La fin des secrets

Partagez
Tweetez
Envoyez

Publié 20/12/2010 par François Bergeron

L’année 2010 a été marquée, entre autres, par l’irruption de WikiLeaks sur la scène internationale, sonnant la fin de la culture du secret. Autre signe des temps: le créateur de Facebook, Mark Zuckerberg, a été choisi «personne de l’année» par le magazine Time.

Arthur C. Clarke et Stephen Baxter envisageaient déjà une société où une nouvelle technologie rendrait toute confidentialité, vie privée et intimité impossibles, dans le roman The Light of Other Days, publié en 2000.

Jusqu’à maintenant, la génération Facebook/Twitter/YouTube dévoile encore volontairement ses états d’âme et ses petits problèmes aux «amis» virtuels que ça peut intéresser. Personne n’est obligé d’avoir un compte Facebook, ni de recevoir un «tweet».

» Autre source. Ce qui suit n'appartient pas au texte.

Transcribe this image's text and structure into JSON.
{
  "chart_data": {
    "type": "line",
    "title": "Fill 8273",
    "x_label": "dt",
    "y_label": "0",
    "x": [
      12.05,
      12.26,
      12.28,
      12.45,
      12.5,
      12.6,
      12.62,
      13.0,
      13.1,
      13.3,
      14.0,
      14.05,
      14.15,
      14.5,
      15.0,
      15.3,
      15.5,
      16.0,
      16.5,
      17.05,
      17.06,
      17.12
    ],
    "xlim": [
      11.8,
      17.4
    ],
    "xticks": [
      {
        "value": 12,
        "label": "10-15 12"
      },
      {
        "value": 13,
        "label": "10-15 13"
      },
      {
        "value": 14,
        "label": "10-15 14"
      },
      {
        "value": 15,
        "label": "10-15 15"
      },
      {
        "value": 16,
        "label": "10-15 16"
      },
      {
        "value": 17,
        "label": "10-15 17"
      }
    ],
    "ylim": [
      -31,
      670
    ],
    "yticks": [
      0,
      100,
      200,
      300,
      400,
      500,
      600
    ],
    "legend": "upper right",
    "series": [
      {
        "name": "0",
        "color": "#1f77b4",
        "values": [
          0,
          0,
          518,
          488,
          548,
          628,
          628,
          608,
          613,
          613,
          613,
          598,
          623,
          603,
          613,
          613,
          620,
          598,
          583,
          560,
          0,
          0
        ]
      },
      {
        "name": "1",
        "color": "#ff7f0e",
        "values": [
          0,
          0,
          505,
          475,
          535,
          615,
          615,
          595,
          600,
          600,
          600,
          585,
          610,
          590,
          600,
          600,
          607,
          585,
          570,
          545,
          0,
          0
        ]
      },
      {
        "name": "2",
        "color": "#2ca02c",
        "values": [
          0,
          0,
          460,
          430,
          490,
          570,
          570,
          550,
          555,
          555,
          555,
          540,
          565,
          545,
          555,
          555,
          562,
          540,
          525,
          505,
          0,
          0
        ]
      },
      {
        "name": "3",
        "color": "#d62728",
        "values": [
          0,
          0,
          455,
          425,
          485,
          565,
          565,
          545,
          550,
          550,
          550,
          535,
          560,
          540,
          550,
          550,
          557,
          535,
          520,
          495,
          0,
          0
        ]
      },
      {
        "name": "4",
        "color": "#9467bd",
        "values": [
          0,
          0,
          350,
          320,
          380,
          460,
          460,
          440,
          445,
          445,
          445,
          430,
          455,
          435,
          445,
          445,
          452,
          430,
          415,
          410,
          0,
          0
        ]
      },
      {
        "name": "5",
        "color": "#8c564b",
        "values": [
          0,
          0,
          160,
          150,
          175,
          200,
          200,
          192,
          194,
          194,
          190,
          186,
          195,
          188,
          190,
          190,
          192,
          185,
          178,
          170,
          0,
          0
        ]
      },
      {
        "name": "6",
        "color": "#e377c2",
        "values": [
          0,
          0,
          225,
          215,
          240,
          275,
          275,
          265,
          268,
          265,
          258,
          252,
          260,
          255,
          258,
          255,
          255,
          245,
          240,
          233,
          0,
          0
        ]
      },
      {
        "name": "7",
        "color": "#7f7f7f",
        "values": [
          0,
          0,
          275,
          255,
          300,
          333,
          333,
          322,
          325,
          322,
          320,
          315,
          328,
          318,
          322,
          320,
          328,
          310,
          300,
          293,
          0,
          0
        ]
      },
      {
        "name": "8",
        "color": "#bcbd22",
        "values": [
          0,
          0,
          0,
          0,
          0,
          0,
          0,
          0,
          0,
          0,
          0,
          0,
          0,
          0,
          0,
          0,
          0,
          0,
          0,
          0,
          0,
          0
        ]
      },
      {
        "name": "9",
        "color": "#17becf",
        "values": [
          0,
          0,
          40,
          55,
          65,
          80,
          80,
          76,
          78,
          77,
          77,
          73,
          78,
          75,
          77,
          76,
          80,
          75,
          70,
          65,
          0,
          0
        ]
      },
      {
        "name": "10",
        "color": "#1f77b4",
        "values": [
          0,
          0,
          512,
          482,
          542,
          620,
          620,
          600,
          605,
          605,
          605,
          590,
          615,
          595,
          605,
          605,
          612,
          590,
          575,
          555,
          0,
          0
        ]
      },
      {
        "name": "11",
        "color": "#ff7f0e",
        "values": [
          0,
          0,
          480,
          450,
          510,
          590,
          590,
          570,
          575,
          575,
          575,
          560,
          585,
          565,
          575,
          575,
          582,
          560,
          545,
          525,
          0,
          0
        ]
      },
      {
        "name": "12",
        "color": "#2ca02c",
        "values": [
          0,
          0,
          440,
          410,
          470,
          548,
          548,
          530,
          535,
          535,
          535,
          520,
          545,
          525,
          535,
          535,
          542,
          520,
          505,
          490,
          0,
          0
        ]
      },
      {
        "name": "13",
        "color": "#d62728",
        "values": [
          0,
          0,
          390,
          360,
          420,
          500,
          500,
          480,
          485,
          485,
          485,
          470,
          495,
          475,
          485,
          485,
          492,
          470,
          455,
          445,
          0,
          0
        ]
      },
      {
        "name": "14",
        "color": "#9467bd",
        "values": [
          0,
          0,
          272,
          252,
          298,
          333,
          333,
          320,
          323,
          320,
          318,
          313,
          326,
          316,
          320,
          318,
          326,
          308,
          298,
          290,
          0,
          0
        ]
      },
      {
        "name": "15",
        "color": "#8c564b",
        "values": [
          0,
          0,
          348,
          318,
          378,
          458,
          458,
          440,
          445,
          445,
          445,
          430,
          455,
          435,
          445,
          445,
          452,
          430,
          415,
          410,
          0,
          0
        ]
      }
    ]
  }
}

En théorie, les nouveaux médias sont soumis aux mêmes lois contre la diffamation qui régissent les médias traditionnels. En pratique, il est souvent plus difficile – et futile – de poursuive les internautes. Les sites Web les plus intéressants restent ceux des grands journaux, d’ailleurs les plus consultés quand surviennent des événements majeurs.

Nos gouvernements, institutions publiques et corporations n’ont pas encore fait le même voeu de transparence que nos ados. Mais on a de bonnes raisons de croire – de se réjouir – que les tentatives d’emprisonner Julian Assange et de couper les vivres à Wikileaks ou à d’autres entreprises de divulgation de renseignements officiels sont vouées à l’échec.

Publicité

Le génie s’est échappé de la lampe. La technologie permettant de pirater les données et de les diffuser est répandue dans tous les pays, où les informaticiens talentueux sont nombreux. Même des dictatures comme la Chine n’osent pas se priver complètement de l’Internet, choisissant de bloquer temporairement des mots-clés de recherche comme, récemment, «Prix Nobel» ou «chaise vide»…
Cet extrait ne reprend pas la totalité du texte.